Imagem ex-librisOpinião do Estadão

Mais um inquérito contra Salles

A posição de Ricardo Salles no Ministério do Meio Ambiente é insustentável

Exclusivo para assinantes
Por Notas & Informações
2 min de leitura

A permanência no cargo do ministro do Meio Ambiente, Ricardo Salles, há tempos já era insustentável em virtude de sua gestão, que pode se prestar a tudo, menos à preservação ambiental.

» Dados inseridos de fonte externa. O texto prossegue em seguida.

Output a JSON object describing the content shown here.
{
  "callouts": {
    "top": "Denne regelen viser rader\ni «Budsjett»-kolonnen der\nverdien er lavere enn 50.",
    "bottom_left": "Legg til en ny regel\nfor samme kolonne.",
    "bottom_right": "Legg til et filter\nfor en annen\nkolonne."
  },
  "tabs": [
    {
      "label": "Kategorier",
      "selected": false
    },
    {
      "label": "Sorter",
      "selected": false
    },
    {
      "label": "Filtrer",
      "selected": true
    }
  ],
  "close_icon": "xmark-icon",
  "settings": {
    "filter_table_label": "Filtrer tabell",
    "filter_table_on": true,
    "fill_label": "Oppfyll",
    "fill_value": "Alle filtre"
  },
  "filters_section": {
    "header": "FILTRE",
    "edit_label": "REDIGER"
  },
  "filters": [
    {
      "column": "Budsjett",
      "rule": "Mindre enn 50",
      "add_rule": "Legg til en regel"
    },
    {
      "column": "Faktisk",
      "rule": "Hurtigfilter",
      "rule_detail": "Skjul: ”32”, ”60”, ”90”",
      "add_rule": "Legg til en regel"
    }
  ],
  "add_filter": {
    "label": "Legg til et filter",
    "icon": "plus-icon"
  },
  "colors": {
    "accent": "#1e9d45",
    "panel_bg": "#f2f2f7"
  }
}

O tal “ambientalismo de resultados” encampado pelo ministro nada mais é do que uma expressão empolada para designar o enfraquecimento dos mecanismos de combate aos crimes ambientais e contribuir de maneira decisiva para transformar o Brasil em pária internacional, quando a posição do País, há muitos anos, era a de interlocutor respeitável nos fóruns globais sobre desenvolvimento ambientalmente sustentável.

Não fosse o bastante para a substituição do ministro o fato de ele não garantir o direito dos brasileiros a um “meio ambiente ecologicamente equilibrado”, como determina a Constituição, apareceram gravíssimas suspeitas de que Salles não só enfraqueceu o combate ao desmatamento ilegal, como ele mesmo estaria envolvido na prática de crimes. Desde então sua permanência no Ministério do Meio Ambiente é uma temeridade.

Corre uma investigação da Polícia Federal (PF), autorizada pelo ministro Alexandre de Moraes, do Supremo Tribunal Federal (STF), para apurar se Salles e o ex-presidente do Ibama Eduardo Bim alteraram normas do órgão de defesa ambiental para facilitar a exportação de madeira extraída ilegalmente para os Estados Unidos, atendendo a interesses econômicos de madeireiros com os quais o ministro teria tido contato dias antes da modificação normativa (ver editorial Caso de polícia, publicado em 21/5/2021).

Na quarta-feira passada, Salles teve um novo revés na Corte Suprema. A ministra Cármen Lúcia atendeu a um pedido da Procuradoria-Geral da República (PGR) e autorizou a instauração de novo inquérito para apurar se o ministro do Meio Ambiente obstruiu uma investigação da Polícia Federal que culminou na maior apreensão de madeira ilegal da história do País. O pedido da PGR tem como base a notícia-crime apresentada ao STF contra Salles pelo delegado Alexandre Saraiva, ex-superintendente da PF no Amazonas. Saraiva, convém lembrar, foi exonerado do cargo após acusar Salles de patrocinar os interesses privados de madeireiros responsáveis pela extração ilegal.

Aos olhos da ministra Cármen Lúcia, a “gravidade incontestável das acusações” que pesam contra Ricardo Salles e os “indícios suficientes” de práticas como advocacia administrativa, obstrução de fiscalizações ambientais e embaraço de investigação de infrações penais envolvendo organização criminosa autorizam a instauração de mais um inquérito contra o ministro.

O vice-procurador-geral da República, Humberto Jacques de Medeiros, que assina o pedido de instauração de inquérito, afirmou que a notícia-crime apresentada pelo delegado Alexandre Saraiva “demanda uma investigação aprofundada”, pois o ministro Salles e servidores a ele subordinados teriam agido deliberadamente “em descompasso com as recomendações técnicas”, além de terem dirigido “cobranças” à PF sobre a apreensão recorde de madeira extraída ilegalmente.

O ministro Ricardo Salles afirmou que a investigação “será uma boa oportunidade para esclarecer todos os fatos”. É precisamente o que se espera, dada a extrema gravidade das acusações que pairam sobre ele.

Em qualquer governo minimamente sério, o normal seria o afastamento do ministro de seu cargo para que pudesse cuidar plenamente de sua defesa. Não são triviais as acusações das quais deve se defender. Mas, se normal fosse este governo, o presidente certamente haveria de ser outro. Jair Bolsonaro, aos olhos de quem Ricardo Salles é um “excepcional ministro”, não exige respeito às leis, competência técnica ou comportamento ilibado de seus subordinados. O que ele exige é fidelidade absoluta e total alinhamento à sua agenda de conflitos. E isto, não se pode negar, o ministro do Meio Ambiente tem entregado com eficiência exemplar. Salles só será substituído caso se torne fardo político demasiado pesado para Bolsonaro carregar.